Rafsanjani, a renowned pragmatist and non-ideologue, has long advocated talks with the United States. A quarter-century ago, he wrote a letter to Ayatollah Khomeini urging such talks.
But he hasn’t normally talked publicly about his position, which enrages the revolutionary ideologues while pragmatists are browbeaten into silence.
It is unknown what proportion of the establishment thinks direct talks with Washington are a good idea. But the proportion is thought to be growing now that the possibility of war is widely thought to be rising exponentially. Public debate, however, is stifled by Khamenehi’s loud and firm opposition.
Khamenehi was a moderate before he became Supreme Leader in 1989. He rarely resorted to anti-American rhetoric before that. But since rising to Supreme Leader, the Iran Times has only seen two speeches in which he did not include at least a passing swipe at the perfidy of the United States. Some analysts believe his regular rhetorical attacks on the United States are designed purely to please the ultra-right, whose street thugs are a key to retention of power by the regime, and do not represent Khamenehi’s personal beliefs.
The fact that Rafsanjani is now trying to open the issue to public debate suggests he may feel the time is now opportune to do so.
While Khamenehi has been firm in opposing any talks, it is understood that all three presidents who have served under Khamenehi—Rafsanjani, Mohammad Khatami and Mahmud Ahmadi-nejad, who represent three different strains within the regime establishment—have all sought to initiate talks with Washington and been rebuffed.
There are still plenty of voices opposing talks. After Rafsanjani’s interview appeared, Deputy Hossain Ebrahimi, the vice chair of the Majlis National Security Committee, told the Mehr news agency, “We do not need to have relations with the United States as we are in the best conditions. It is America that needs relations with us. Iran is considered to be the key to American interests [in the region].”
This is standard chest-thumping rhetoric. But it is not clear that very many officials actually believe that.
In his magazine interview, Rafsanjani also advocated that the Islamic Republic launch a major effort to improve ties with Saudi Arabia, which have been allowed to atrophy in recent years.
“If we had good relations with Saudi Arabia, would the West have been able to impose sanctions [on Iranian oil exports]?” Rafsanjani asked, a reference to the fact that the Saudis have offered to open the spigots to supply countries that cease buying Iranian oil. “Only Saudi Arabia could fill the void left by [the absence of oil from] Iran. [If the Saudis just] produce oil within their OPEC quota, then no one would be able to harass us.”
Rafsanjani said: “Relations with Saudi Arabia are not a trivial matter. I think it is still possible to form good relations. But there are people who do not want thisÖ. Some harsh remarks coming from both sides should be corrected.”
Iranian relations with Saudi Arabia were at rock bottom when Rafsanjani became president in 1989 as a result of an incident during the annual hajj in 1987 when Saudi police fired on Iranians marching in Mecca who refused orders to halt.
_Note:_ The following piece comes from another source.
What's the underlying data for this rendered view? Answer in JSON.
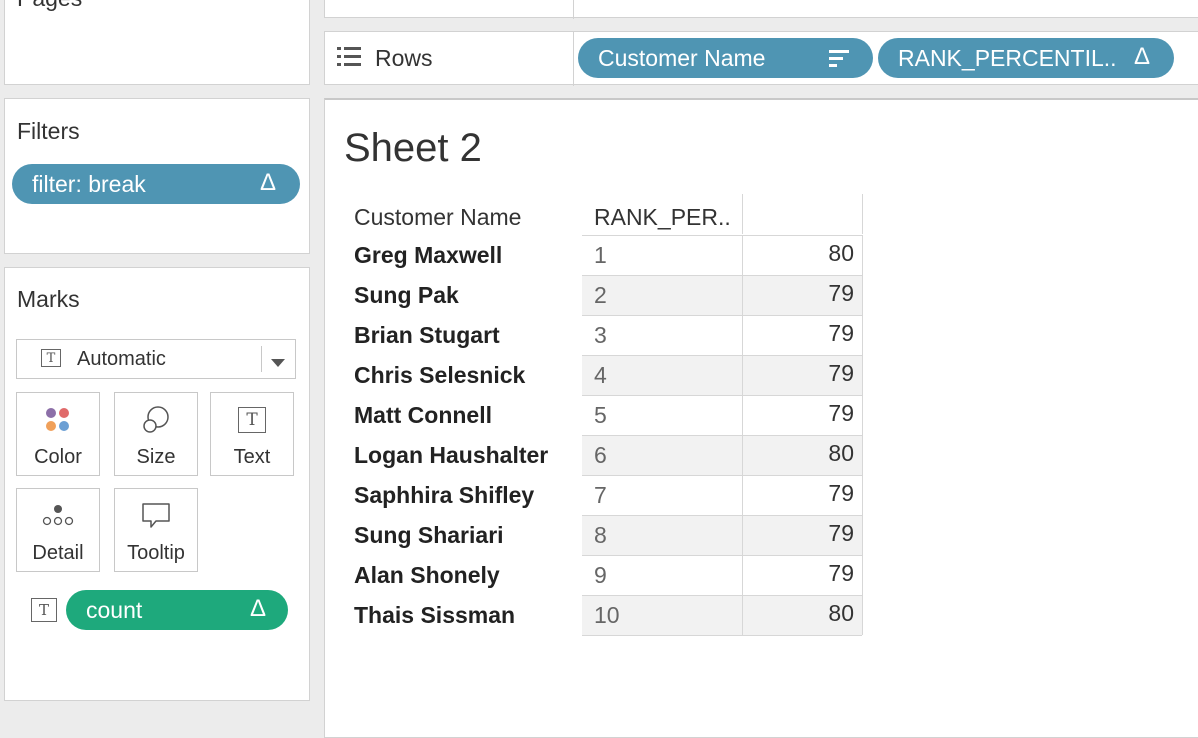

A total of 402 people died that day and Iran stopped participating in the hajj as a result. Under Rafsanjani, negotiations resolved the hostilities and returned relations to normal.
Under Khamenehi’s policy, it is permitted for Iran to enter diplomatic arenas in which the United States is one of many participants. Thus, Iran will sit down later this month with the United States plus China, Russia, Germany, France and Britain for talks on Iran’s nuclear program. What is officially verboten is bilateral talks with the Americans on bilateral relations.
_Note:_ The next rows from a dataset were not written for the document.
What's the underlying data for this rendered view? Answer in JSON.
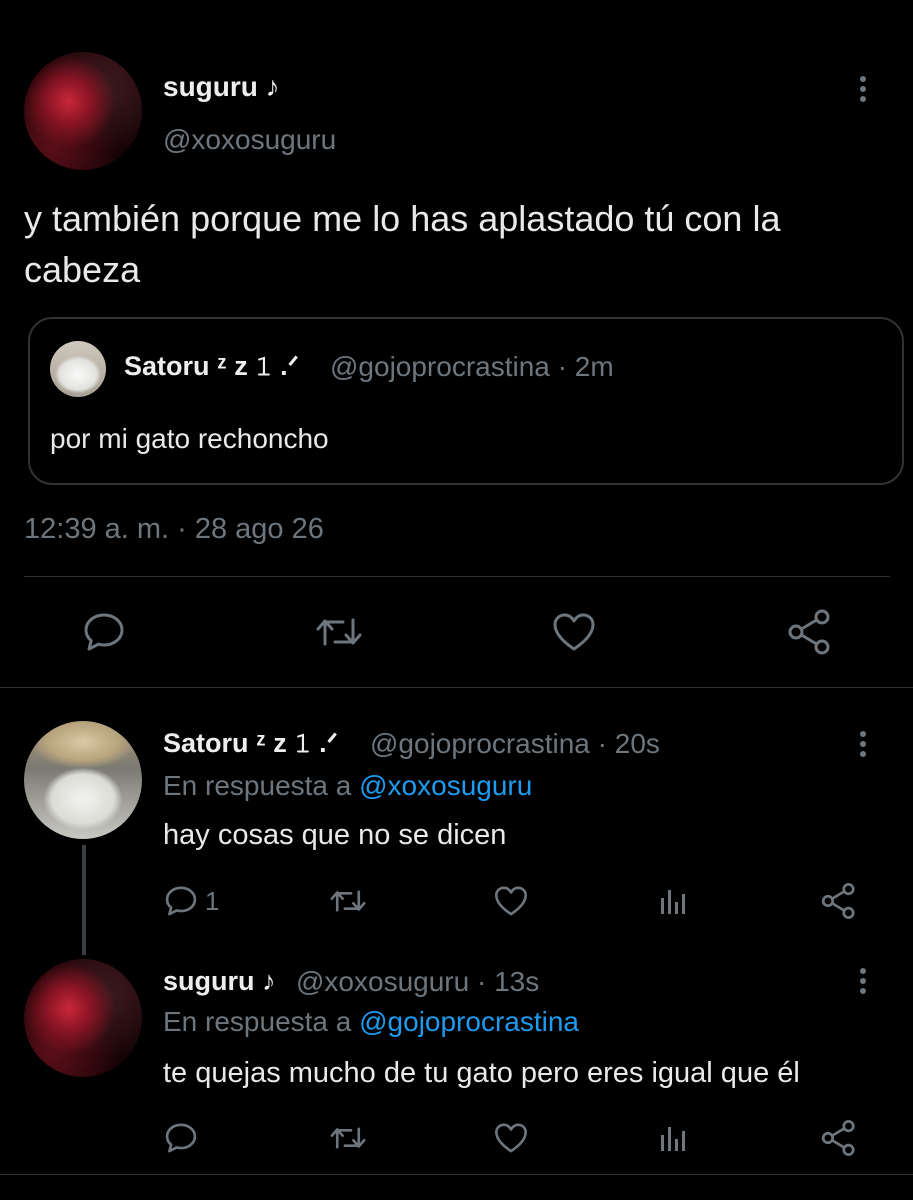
{
  "main_tweet": {
    "author_name": "suguru ♪",
    "author_handle": "@xoxosuguru",
    "text": "y también porque me lo has aplastado tú con la cabeza",
    "timestamp": "12:39 a. m. · 28 ago 26",
    "quoted": {
      "author_name": "Satoru ᶻ z 𝟷 .ᐟ",
      "meta": "@gojoprocrastina · 2m",
      "text": "por mi gato rechoncho"
    },
    "actions": [
      "reply-icon",
      "retweet-icon",
      "like-icon",
      "share-icon"
    ]
  },
  "replies": [
    {
      "author_name": "Satoru ᶻ z 𝟷 .ᐟ",
      "meta": "@gojoprocrastina · 20s",
      "reply_prefix": "En respuesta a",
      "reply_to": "@xoxosuguru",
      "text": "hay cosas que no se dicen",
      "reply_count": "1"
    },
    {
      "author_name": "suguru ♪",
      "meta": "@xoxosuguru · 13s",
      "reply_prefix": "En respuesta a",
      "reply_to": "@gojoprocrastina",
      "text": "te quejas mucho de tu gato pero eres igual que él",
      "reply_count": ""
    }
  ],
  "colors": {
    "background": "#000000",
    "muted": "#6e767d",
    "link": "#1d9bf0",
    "divider": "#2f3336"
  }
}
But, in reality, Iran and the United States have frequently sat down for bilateral talks. In fact, the largest volume of talks probably took place under President George W. Bush, despite the perception that relations were most hostile during the Bush Administration. Mid-level Iranian and American diplomats at the United Nations set down every few weeks for talks in the early years of the Bush Administration. Later, some high-level State Department officials sat down for a few head-to-head sessions with Iranian officials. And after the fall of the Taliban, US and Iranian diplomats actually worked hand-in-glove together to help fashion a new government for Afghanistan that both countries could accept.
Rafsanjani’s interview appeared in print only a few weeks after Khamenehi had re-appointed him as chairman of the Expediency Council, the main body that advises the Supreme Leader on long-term policies.